In [4]:
# !pip install -U sentence-transformers

In [1]:
from sentence_transformers import SentenceTransformer
model = SentenceTransformer('all-MiniLM-L6-v2')

In [55]:
sentences = ['This framework generates embeddings for each input sentence',
    'Sentences are passed as a list of string.', 
    'The quick brown fox jumps over the lazy dog.']
sentences_1 = ['This framework generates embeddings for each input sentence',]

In [2]:
sentence_embeddings = model.encode(sentences)

In [3]:
sentence_embeddings.shape

(3, 384)

In [5]:
type(sentence_embeddings)

numpy.ndarray

In [32]:
import apache_beam as beam
from apache_beam.runners.interactive.interactive_runner import InteractiveRunner
import apache_beam.runners.interactive.interactive_beam as ib

In [33]:
from apache_beam.options.pipeline_options import PipelineOptions

In [58]:
p = beam.Pipeline(InteractiveRunner(), options=PipelineOptions())

In [59]:
output = p | beam.Create(sentences) | beam.Map(lambda x: [model.encode(x)])



In [60]:
output1 = p | beam.Create(sentences_1) | beam.Map(lambda x: [model.encode(x)])

In [61]:
ib.show_graph(p)

huggingface/tokenizers: The current process just got forked, after parallelism has already been used.

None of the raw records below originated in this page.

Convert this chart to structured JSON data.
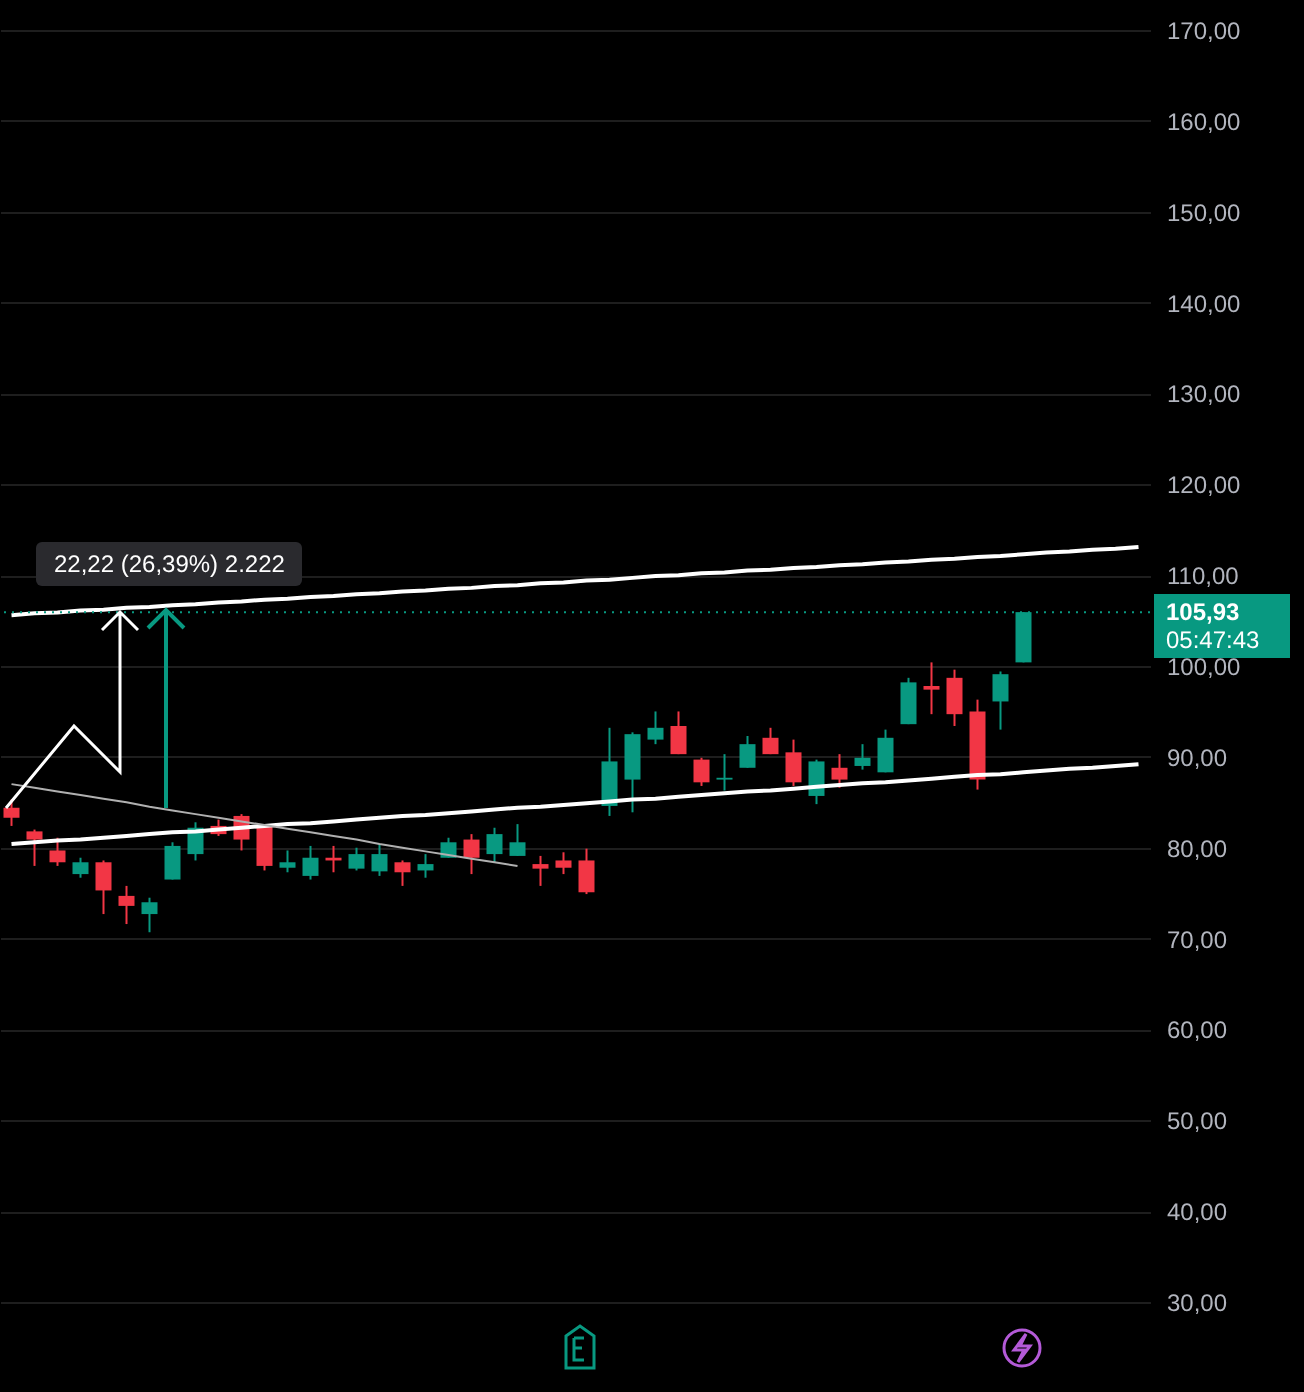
{
  "chart_data": {
    "type": "candlestick",
    "categories": [
      null,
      null,
      null,
      null,
      null,
      null,
      null,
      null,
      null,
      null,
      null,
      null,
      null,
      null,
      null,
      null,
      null,
      null,
      null,
      null,
      null,
      null,
      null,
      null,
      null,
      null,
      null,
      null,
      null,
      null,
      null,
      null,
      null,
      null,
      null,
      null,
      null,
      null,
      null,
      null,
      null,
      null,
      null,
      null,
      null,
      null,
      null,
      null,
      null,
      null
    ],
    "ohlc": [
      [
        84.4,
        85.3,
        82.4,
        83.3
      ],
      [
        81.8,
        82,
        78,
        80.9
      ],
      [
        79.7,
        81.1,
        78,
        78.4
      ],
      [
        77.1,
        78.9,
        76.7,
        78.4
      ],
      [
        78.4,
        78.6,
        72.7,
        75.3
      ],
      [
        74.7,
        75.8,
        71.6,
        73.6
      ],
      [
        72.7,
        74.5,
        70.7,
        74
      ],
      [
        76.5,
        80.6,
        76.5,
        80.2
      ],
      [
        79.3,
        82.8,
        78.6,
        82.2
      ],
      [
        82.4,
        83.1,
        81.3,
        81.5
      ],
      [
        83.5,
        83.7,
        79.7,
        80.9
      ],
      [
        82.4,
        82.4,
        77.5,
        78
      ],
      [
        77.8,
        79.7,
        77.3,
        78.4
      ],
      [
        76.9,
        80.2,
        76.5,
        78.9
      ],
      [
        78.9,
        80.2,
        77.3,
        78.6
      ],
      [
        77.7,
        80,
        77.5,
        79.3
      ],
      [
        77.4,
        80.4,
        76.9,
        79.3
      ],
      [
        78.4,
        78.6,
        75.8,
        77.3
      ],
      [
        77.5,
        79.3,
        76.7,
        78.2
      ],
      [
        78.9,
        81.1,
        78.9,
        80.6
      ],
      [
        80.9,
        81.5,
        77.1,
        78.9
      ],
      [
        79.3,
        82.2,
        78.4,
        81.5
      ],
      [
        79.1,
        82.6,
        79.1,
        80.6
      ],
      [
        78.2,
        79.1,
        75.8,
        77.7
      ],
      [
        78.6,
        79.5,
        77.1,
        77.8
      ],
      [
        78.6,
        79.9,
        74.9,
        75.1
      ],
      [
        84.6,
        93.2,
        83.5,
        89.5
      ],
      [
        87.5,
        92.7,
        83.9,
        92.5
      ],
      [
        91.9,
        95,
        91.4,
        93.2
      ],
      [
        93.4,
        95,
        90.3,
        90.3
      ],
      [
        89.7,
        89.9,
        86.8,
        87.2
      ],
      [
        87.5,
        90.3,
        86.3,
        87.7
      ],
      [
        88.8,
        92.3,
        88.8,
        91.4
      ],
      [
        92.1,
        93.2,
        90.3,
        90.3
      ],
      [
        90.5,
        91.9,
        86.8,
        87.2
      ],
      [
        85.7,
        89.7,
        84.8,
        89.5
      ],
      [
        88.8,
        90.3,
        86.6,
        87.5
      ],
      [
        89,
        91.4,
        88.6,
        89.9
      ],
      [
        88.3,
        93,
        88.3,
        92.1
      ],
      [
        93.6,
        98.7,
        93.6,
        98.2
      ],
      [
        97.8,
        100.4,
        94.7,
        97.4
      ],
      [
        98.7,
        99.6,
        93.4,
        94.7
      ],
      [
        95,
        96.3,
        86.4,
        87.5
      ],
      [
        96.1,
        99.4,
        93,
        99.1
      ],
      [
        100.4,
        105.93,
        100.4,
        105.93
      ],
      null,
      null,
      null,
      null,
      null
    ],
    "colors": [
      "#f23645",
      "#f23645",
      "#f23645",
      "#089981",
      "#f23645",
      "#f23645",
      "#089981",
      "#089981",
      "#089981",
      "#f23645",
      "#f23645",
      "#f23645",
      "#089981",
      "#089981",
      "#f23645",
      "#089981",
      "#089981",
      "#f23645",
      "#089981",
      "#089981",
      "#f23645",
      "#089981",
      "#089981",
      "#f23645",
      "#f23645",
      "#f23645",
      "#089981",
      "#089981",
      "#089981",
      "#f23645",
      "#f23645",
      "#089981",
      "#089981",
      "#f23645",
      "#f23645",
      "#089981",
      "#f23645",
      "#089981",
      "#089981",
      "#089981",
      "#f23645",
      "#f23645",
      "#f23645",
      "#089981",
      "#089981",
      null,
      null,
      null,
      null,
      null
    ],
    "series": [
      {
        "type": "line",
        "color": "#ffffff",
        "values": [
          105.6,
          105.8,
          105.9,
          106.1,
          106.2,
          106.4,
          106.5,
          106.7,
          106.8,
          107.0,
          107.1,
          107.3,
          107.4,
          107.6,
          107.7,
          107.9,
          108.0,
          108.2,
          108.3,
          108.5,
          108.6,
          108.8,
          108.9,
          109.1,
          109.2,
          109.4,
          109.5,
          109.7,
          109.9,
          110.0,
          110.2,
          110.3,
          110.5,
          110.6,
          110.8,
          110.9,
          111.1,
          111.2,
          111.4,
          111.5,
          111.7,
          111.8,
          112.0,
          112.1,
          112.3,
          112.5,
          112.6,
          112.8,
          112.9,
          113.1
        ]
      },
      {
        "type": "line",
        "color": "#ffffff",
        "values": [
          80.4,
          80.6,
          80.8,
          80.9,
          81.1,
          81.3,
          81.5,
          81.7,
          81.8,
          82.0,
          82.2,
          82.4,
          82.6,
          82.7,
          82.9,
          83.1,
          83.3,
          83.5,
          83.6,
          83.8,
          84.0,
          84.2,
          84.4,
          84.5,
          84.7,
          84.9,
          85.1,
          85.3,
          85.4,
          85.6,
          85.8,
          86.0,
          86.2,
          86.3,
          86.5,
          86.7,
          86.9,
          87.1,
          87.2,
          87.4,
          87.6,
          87.8,
          88.0,
          88.1,
          88.3,
          88.5,
          88.7,
          88.8,
          89.0,
          89.2
        ]
      },
      {
        "type": "line",
        "color": "#b0b0b0",
        "values": [
          87.0,
          86.6,
          86.2,
          85.8,
          85.4,
          85.0,
          84.5,
          84.1,
          83.7,
          83.3,
          82.9,
          82.5,
          82.1,
          81.7,
          81.3,
          80.9,
          80.4,
          80.0,
          79.6,
          79.2,
          78.8,
          78.4,
          78.0,
          null,
          null,
          null,
          null,
          null,
          null,
          null,
          null,
          null,
          null,
          null,
          null,
          null,
          null,
          null,
          null,
          null,
          null,
          null,
          null,
          null,
          null,
          null,
          null,
          null,
          null,
          null
        ]
      }
    ],
    "ylim": [
      20.1,
      173.3
    ],
    "yticks": [
      {
        "value": 30,
        "label": "30,00"
      },
      {
        "value": 40,
        "label": "40,00"
      },
      {
        "value": 50,
        "label": "50,00"
      },
      {
        "value": 60,
        "label": "60,00"
      },
      {
        "value": 70,
        "label": "70,00"
      },
      {
        "value": 80,
        "label": "80,00"
      },
      {
        "value": 90,
        "label": "90,00"
      },
      {
        "value": 100,
        "label": "100,00"
      },
      {
        "value": 110,
        "label": "110,00"
      },
      {
        "value": 120,
        "label": "120,00"
      },
      {
        "value": 130,
        "label": "130,00"
      },
      {
        "value": 140,
        "label": "140,00"
      },
      {
        "value": 150,
        "label": "150,00"
      },
      {
        "value": 160,
        "label": "160,00"
      },
      {
        "value": 170,
        "label": "170,00"
      }
    ],
    "grid": "y",
    "tick_labels": "y",
    "ref_lines": [
      {
        "axis": "y",
        "value": 105.93,
        "label": "105,93",
        "color": "#089981",
        "line_style": "dotted"
      }
    ],
    "annotations": [
      "22,22 (26,39%) 2.222",
      "05:47:43"
    ]
  }
}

Disabling parallelism to avoid deadlocks...
	- Avoid using `tokenizers` before the fork if possible
	- Explicitly set the environment variable TOKENIZERS_PARALLELISM=(true | false)
/usr/local/bin/dot
huggingface/tokenizers: The current process just got forked, after parallelism has already been used. Disabling parallelism to avoid deadlocks...
	- Avoid using `tokenizers` before the fork if possible
	- Explicitly set the environment variable TOKENIZERS_PARALLELISM=(true | false)


In [62]:
res = ib.collect(output)



In [63]:
res.shape

(3, 1)

In [64]:
res

Unnamed: 0,0
0,"[-0.013717369, -0.042851534, -0.015628567, 0.0..."
1,"[0.0564525, 0.055002406, 0.03137959, 0.0339485..."
2,"[0.04393355, 0.058934387, 0.048178356, 0.07754..."


In [65]:
res1 = ib.collect(output1)



In [66]:
res1

Unnamed: 0,0
0,"[-0.013717369, -0.042851534, -0.015628567, 0.0..."


In [95]:
from sentence_transformers import util

# Any user-defined function.
# cross join is used as an example.
def cross_join(left, rights):
    for x in rights:
        yield (left, x)
    
comb_result = (
    output
    | 'ApplyCrossJoin' >> beam.FlatMap(
        cross_join, rights=beam.pvalue.AsIter(output1))
    | "Cosine" >> beam.Map(lambda x: float(util.cos_sim(x[0], x[1])[0][0])))

In [96]:
sim_res = ib.collect(comb_result)



In [97]:
sim_res[0]

0    1.000000
1    0.538079
2    0.118056
Name: 0, dtype: float64

In [98]:
type(comb_result)

apache_beam.pvalue.PCollection

In [116]:
from pydantic import BaseModel, Field
from typing import List, Any

class Block(BaseModel):
    source: List["Block"] = []
    target: List["Block"] = []
    operation: beam.ParDo
    
    class Config:
        arbitrary_types_allowed = True

In [119]:
class SentenceEmbeddingBlock(Block):
    operation: beam.ParDo = Field(default=beam.Map(lambda x: [model.encode(x)]))

In [120]:
embed = SentenceEmbeddingBlock()

In [121]:
embed

SentenceEmbeddingBlock(source=[], target=[], operation=<ParDo(PTransform) label=[Map(<lambda at 2263565550.py:2>)] at 0x16c88f610>)

In [138]:
class BlockAssembler:
    def __init__(self, blocks: List[Block]):
        self.blocks = blocks
    @classmethod
    def Sequential(cls, blocks: List[Block]):
        # connect all the blocks using the list order
        for i, block in enumerate(blocks):
            if i > 0:
                block.source = [blocks[i-1]]
            if i < (len(blocks)-1):
                block.target = [blocks[i+1]]
        return cls(blocks)

In [139]:
blocks = BlockAssembler.Sequential([embed])

In [140]:
blocks.blocks

[SentenceEmbeddingBlock(source=[], target=[], operation=<ParDo(PTransform) label=[Map(<lambda at 2263565550.py:2>)] at 0x16c88f610>)]

In [128]:
# TODO: IO blocks for beam.Create?


In [127]:
# TODO: compile blocks to get the final Beam pipeline

In [132]:
test = [1, 2, 3, 4]
for i, t in enumerate(test[1:]):
    print(i, t)

0 2
1 3
2 4